Analysis by Kamal Ahmed, BBC Economics Editor

The chancellor appears to have delicately hardened his stance on any possible need for a transitional deal to smooth Britain’s progress out of the European Union.

Before Christmas, Philip Hammond said that “thoughtful politicians” and officials on both sides of the Channel supported a longer time frame than provided for by the two-year Article 50 process.

“Having a longer period to manage the adjustment between where we are now as full members of the European Union and where we get to in the future as a result of the negotiations that we will be conducting would be generally helpful,” he told the Treasury select committee.

He might still believe that is the case, but, in his interview with RTE tonight, that route certainly did not sound like the preferred option.

“Our first objective will clearly be to try to get everything negotiated and completed by April 2019,” he said.

Many businesses, and certainly the finance sector concerned about the complexity of unravelling a 40-year-old relationship, believe that is simply not possible without significant damage to UK/EU economic relations.

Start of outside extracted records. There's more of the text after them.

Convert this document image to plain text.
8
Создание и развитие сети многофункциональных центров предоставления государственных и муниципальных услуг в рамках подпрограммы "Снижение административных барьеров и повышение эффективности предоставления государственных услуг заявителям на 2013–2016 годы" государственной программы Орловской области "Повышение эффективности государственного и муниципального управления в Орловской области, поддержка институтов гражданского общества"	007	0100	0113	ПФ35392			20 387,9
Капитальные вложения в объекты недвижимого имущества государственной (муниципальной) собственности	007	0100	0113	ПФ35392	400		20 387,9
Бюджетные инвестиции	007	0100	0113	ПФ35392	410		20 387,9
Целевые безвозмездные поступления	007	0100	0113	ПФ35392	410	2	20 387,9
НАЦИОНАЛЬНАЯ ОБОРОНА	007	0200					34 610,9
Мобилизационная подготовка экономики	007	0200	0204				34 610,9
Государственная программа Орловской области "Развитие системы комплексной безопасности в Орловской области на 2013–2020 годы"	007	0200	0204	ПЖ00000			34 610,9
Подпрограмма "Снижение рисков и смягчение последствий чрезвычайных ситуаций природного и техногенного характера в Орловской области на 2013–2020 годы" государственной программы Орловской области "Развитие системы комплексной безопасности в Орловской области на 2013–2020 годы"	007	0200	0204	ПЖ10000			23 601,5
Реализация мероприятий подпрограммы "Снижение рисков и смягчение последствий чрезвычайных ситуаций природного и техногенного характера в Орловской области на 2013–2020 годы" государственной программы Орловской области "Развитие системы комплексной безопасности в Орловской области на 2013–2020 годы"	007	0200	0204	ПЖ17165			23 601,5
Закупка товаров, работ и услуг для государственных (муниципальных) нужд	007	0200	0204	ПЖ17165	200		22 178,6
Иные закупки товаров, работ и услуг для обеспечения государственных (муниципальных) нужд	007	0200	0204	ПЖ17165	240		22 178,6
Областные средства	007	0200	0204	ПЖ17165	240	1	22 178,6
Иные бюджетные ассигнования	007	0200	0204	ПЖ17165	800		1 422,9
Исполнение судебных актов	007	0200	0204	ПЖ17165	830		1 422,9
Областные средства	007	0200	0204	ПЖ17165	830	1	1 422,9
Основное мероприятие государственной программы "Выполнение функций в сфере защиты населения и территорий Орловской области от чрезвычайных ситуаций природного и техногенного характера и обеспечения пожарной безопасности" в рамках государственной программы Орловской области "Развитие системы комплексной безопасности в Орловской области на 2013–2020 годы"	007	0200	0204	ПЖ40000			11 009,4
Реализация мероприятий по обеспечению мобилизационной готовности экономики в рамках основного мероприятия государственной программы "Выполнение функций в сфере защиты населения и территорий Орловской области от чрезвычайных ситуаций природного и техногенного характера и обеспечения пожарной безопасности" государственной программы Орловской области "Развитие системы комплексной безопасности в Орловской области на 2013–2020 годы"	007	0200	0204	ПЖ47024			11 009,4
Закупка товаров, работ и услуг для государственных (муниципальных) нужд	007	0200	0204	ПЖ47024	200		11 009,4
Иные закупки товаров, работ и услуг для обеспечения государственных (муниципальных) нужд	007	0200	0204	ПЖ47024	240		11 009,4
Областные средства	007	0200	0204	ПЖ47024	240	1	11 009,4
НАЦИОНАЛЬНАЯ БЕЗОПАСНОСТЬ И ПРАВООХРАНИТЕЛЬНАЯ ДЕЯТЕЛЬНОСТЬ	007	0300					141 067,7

The chancellor dwelt on the importance of negotiating a deal with the UK’s 27 counterparts who will remain in the EU.

He said: “As we go forward we will also want to explore how we can get to a position where Ireland, Germany and France are able to carry on trading with the UK bearing in mind we run a huge trade deficit with our EU partners.

“But we want to keep our markets open to our EU partners, we want our companies to be able to access the markets of our EU neighbours in the future.

“Let’s explore what the options are and how we can get out of this a win-win situation that delivers for the economies of the European Union and of the UK while respecting those political red lines,” he added.

‘Clear’ on immigration

Mr Hammond also reiterated the government’s view, emphasised by Mrs May, that regaining control of immigration policy was a top priority.

“We are clear that at the end of the process we have to be able to control migration into the UK,” he said.

“That is a clear message, a clear mandate that we took from the electorate on June 23rd.”